Every Day is a Good Day by Wilma Mankiller

Every Day is a Good Day by Wilma Mankiller

Author:Wilma Mankiller
Language: eng
Format: epub
Publisher: Fulcrum Publishing
Published: 2016-11-09T00:00:00+00:00


Wilma Mankiller

Though I have lived most of my life on my grandfather’s Cherokee land allotment in rural Adair County, Oklahoma, I learned a great deal about indigenous people, governance, and land during the twenty years I spent in the San Francisco Bay Area. Soon after my Native American brothers and sisters joined the occupation of Alcatraz Island in late 1969, I made plans to visit the island. The morning I made the short journey to Alcatraz, my heart and mind made a quantum leap forward.

Lady dawn descended on the nearly empty streets of Fisher-man’s Wharf, bearing the gift of a brand-new day. Fishing boats rocked in their slips, awaiting the day’s journey, as shop owners sleepily prepared for the onslaught of tourists. An occasional foghorn or the barking of a stray dog was the only sound other than the steady lap of the ocean against the docks. Alcatraz Island, several miles across San Francisco Bay, was barely visible as I boarded a boat for the former military and federal prison, which had recently been taken over by indigenous people and declared “Indian Land.” Mist and fog gave the island a dreamlike quality that seemed fitting for a place where the American dream was rejected and an Indigenous dream declared.

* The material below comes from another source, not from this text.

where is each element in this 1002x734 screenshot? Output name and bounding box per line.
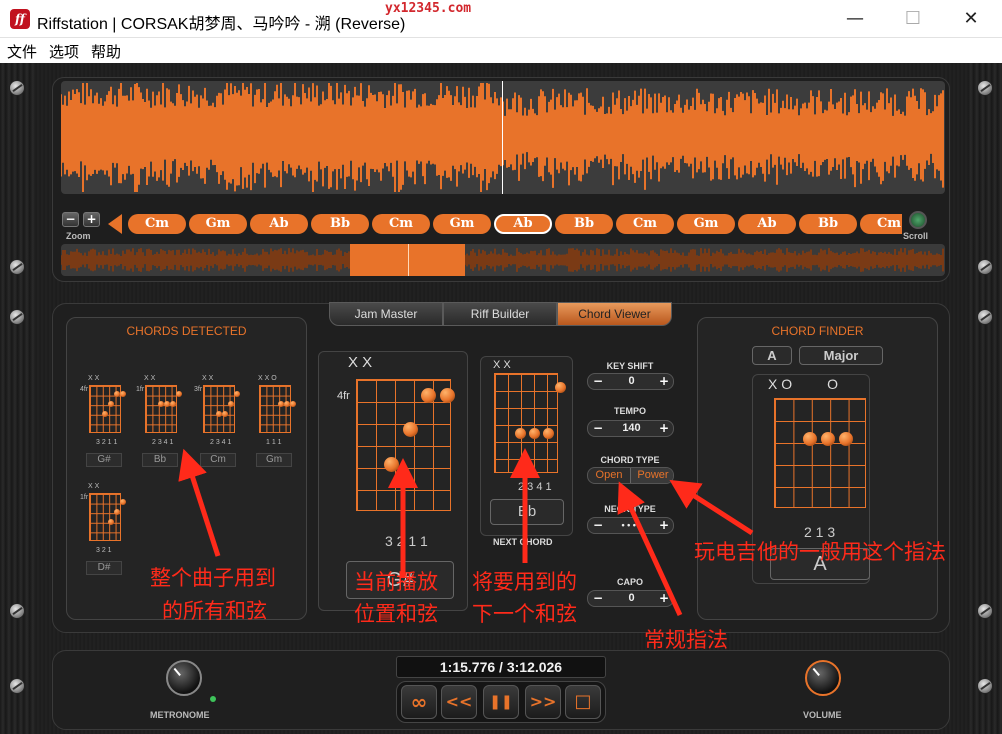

The young students who occupied Alcatraz Island claimed that federal surplus lands such as Alcatraz should be returned to tribal peoples on legal and moral ground, and that treaties, land rights, and tribal sovereignty should be respected and honored. This was not the first relation­ship between indigenous people and Alcatraz. Long before Euro­peans arrived, Ohlones and other indigenous people of the coast rested and got their bearings on Alcatraz Island, called the Island of the Pelicans (Isla de los Alcatraces) after the seabirds that gathered there. In the late nineteenth century, Modocs and other tribal people were imprisoned at Alcatraz for fighting the United States Army in a desperate attempt to retain their ancestral homelands. When the Spanish first settled in the mid-1700s on the land that is today California, there were more than 275,000 indigenous people living there. That changed very quickly. By 1900, fewer than 16,000 indigenous people remained. It is a miracle that even that many survived. Indigenous people of California endured widespread violence, starvation, disease, genocide, rape, and slavery. As late as 1870, a few communities in California were still paying bounties for Indian scalps or severed heads. One hundred years later, the descendants of some of the indigenous people who survived the conquerors, miners, and settlers joined others at Alcatraz to find their bearings just as their ancestors had done so long ago.

I visited Alcatraz several times during the nineteen-month occupation of the island. At any given time, the Alcatraz community was composed of an eclectic group of indigenous people, activists, civil rights veterans, students, and people who just wanted to be at a “happening.” Richard Oakes, a visionary young Mohawk who emerged as an early spokesman for the Alcatraz occupiers, said, “There are many old prophecies that speak of the younger people rising up and finding a way for the People to live.